Com. v. Ebo, M.
Com. v. Ebo, M. No. 92 WDA 2016
| Pa. Super. Ct. | Jun 21, 2017Background
- May 16, 2011: Todd Mattox was shot and killed outside an apartment complex; eyewitness Saday Robinson later identified Matthew Ebo and Thaddeus Crumbley as the shooters.
- Multiple photo arrays were administered over months; Robinson did not identify the defendants initially, identified them in July 2012, and testified at trial.
- Firearms evidence linked .40 caliber shell casings from the Mattox scene to shell casings recovered in a June 2, 2011 Swissvale shootout involving Crumbley; other ballistic links were inconclusive.
- Both defendants were tried jointly, convicted of first-degree murder and related offenses, and sentenced (Ebo received life plus consecutive terms including mandatory minimums under 42 Pa.C.S. § 9712).
- Post-trial: Robinson gave an unsworn 2014 statement to a defense investigator recanting her ID; at a 2015 evidentiary hearing she re-affirmed her in-court identification and said the 2014 statement was false (made from fear/inducement).
- On appeal the Superior Court affirmed convictions, denied a new trial based on the recantation, upheld rulings admitting identification and 404(b) evidence, but vacated statutory mandatory minimums under Alleyne and remanded for resentencing.
Issues
| Issue | Plaintiff's Argument (Commonwealth) | Defendant's Argument (Ebo/Crumbley) | Held |
|---|---|---|---|
| After-discovered recantation (new trial) | The recantation is not reliable and trial testimony stands; no new-trial relief needed. | Robinson's unsworn recantation to defense investigator proves ID unreliable and warrants a new trial. | Trial court credited Robinson's in-court testimony and recantation of the unsworn statement; no abuse of discretion — new trial denied. |
| Admission of subsequent-shooting evidence (404(b)) | Evidence of June 2, 2011 Swissvale shooting is admissible to prove identity (ballistic links) and has probative value outweighing prejudice. | Evidence relates only to Crumbley and is prejudicial to Ebo in a joint trial; should be excluded as improper other-bad-acts evidence. | Evidence admitted for identity; trial court properly balanced probative value and gave (but defense declined) limiting instruction; no abuse of discretion. |
| Pretrial photo-array and in-court ID suppression | Identification was reliable under the totality of circumstances (good opportunity to view, degree of attention, certainty); suggestiveness not shown. | Photo arrays were highly suggestive / tainted (media, community talk, police suggestion), so pretrial and in-court IDs should have been suppressed. | Court found no undue suggestiveness and independent basis for ID (clear view, duration, certainty, corroboration); suppression denied. |
| Mandatory minimum sentencing under § 9712 | N/A (Commonwealth conceded remand appropriate after precedent) | Mandatory minimums imposed under § 9712 are unconstitutional after Alleyne because judge, not jury, found facts increasing minimums. | Mandatory minimum terms at counts 3 and 6 vacated; remanded for resentencing in light of Alleyne and controlling Pennsylvania precedent. |
Key Cases Cited
- Commonwealth v.
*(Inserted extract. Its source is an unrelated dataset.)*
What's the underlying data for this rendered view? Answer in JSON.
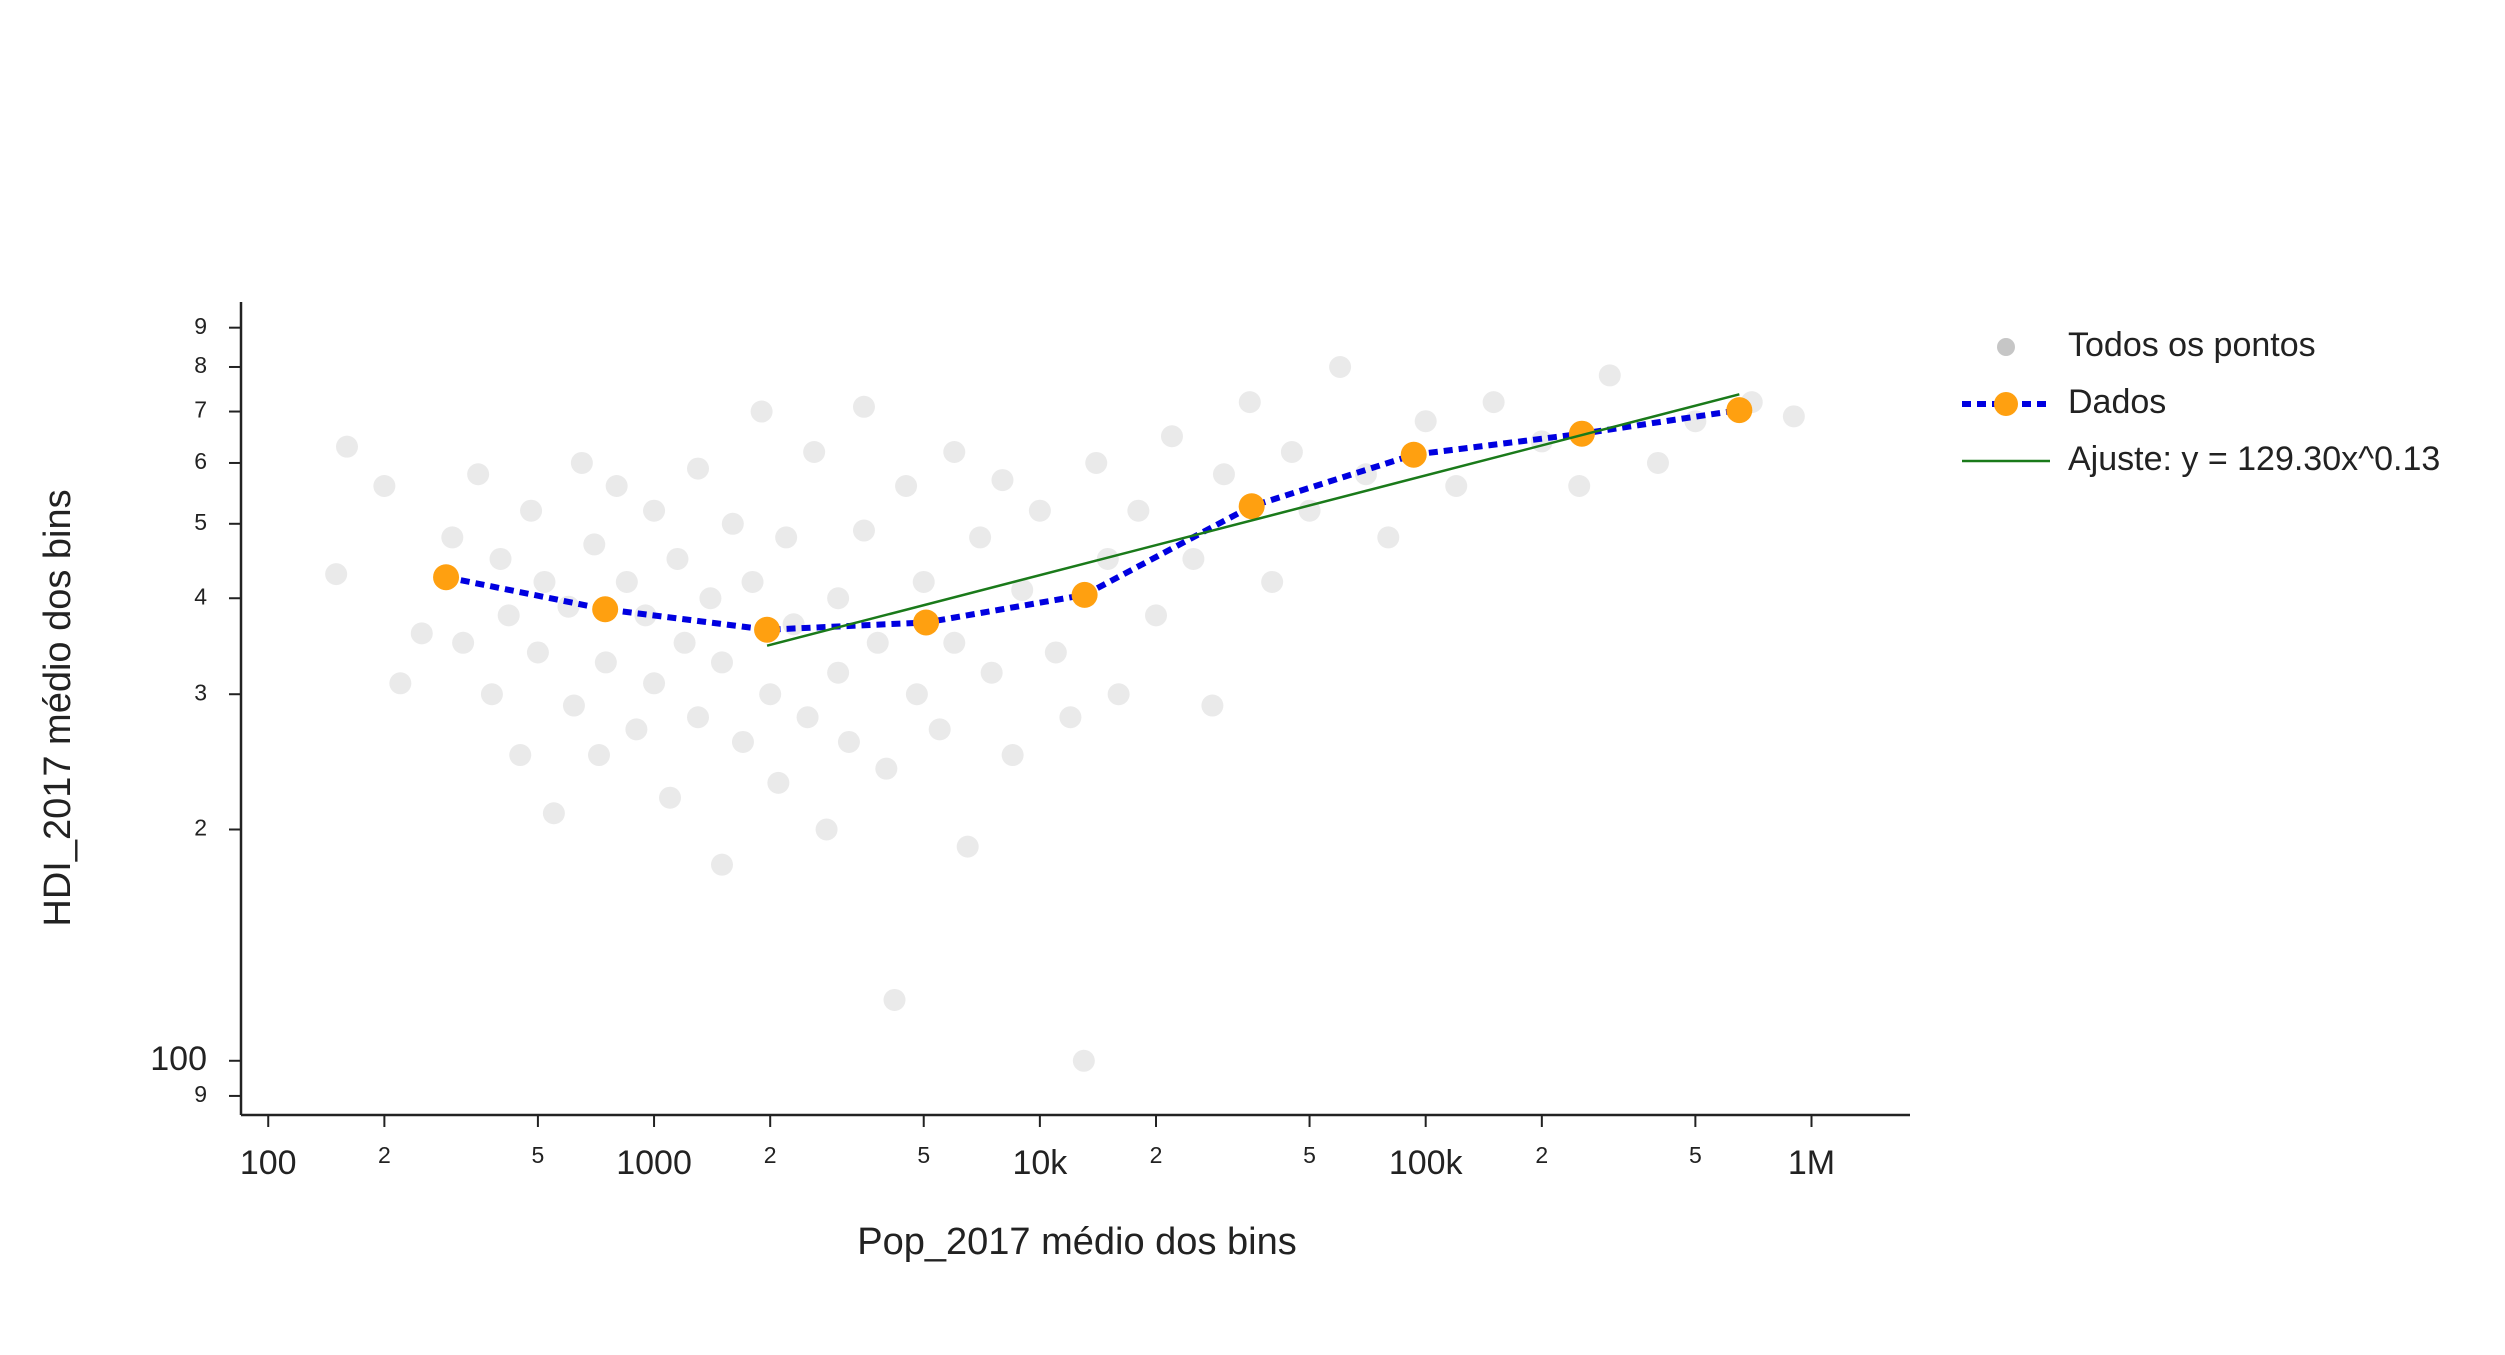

Rivera, 939 A.2d 355 (Pa. Super. 2007) (four-prong test for after-discovered evidence/new trial).
- Commonwealth v. Henry, 706 A.2d 313 (Pa. 1997) (recantation testimony is inherently unreliable; trial court credibility determinations deferable).
- Commonwealth v. Padillas, 997 A.2d 356 (Pa. Super. 2010) (new-trial likelihood standard for after-discovered evidence).
- Commonwealth v. Newman, 99 A.3d 86 (Pa. Super. 2014) (en banc) (holding § 9712 mandatory-minimum scheme unconstitutional post-Alleyne).
- Alleyne v. United States, 133 S. Ct. 2151 (2013) (facts increasing mandatory minimums are elements that must be found by a jury beyond a reasonable doubt).
- Zafiro v. United States, 506 U.S. 534 (1993) (standards for joinder and severance; limiting instructions may cure prejudice in joint trials).
- Commonwealth v. Jaynes, 135 A.3d 606 (Pa. Super. 2016) (identification admissibility; suggestiveness and totality of circumstances).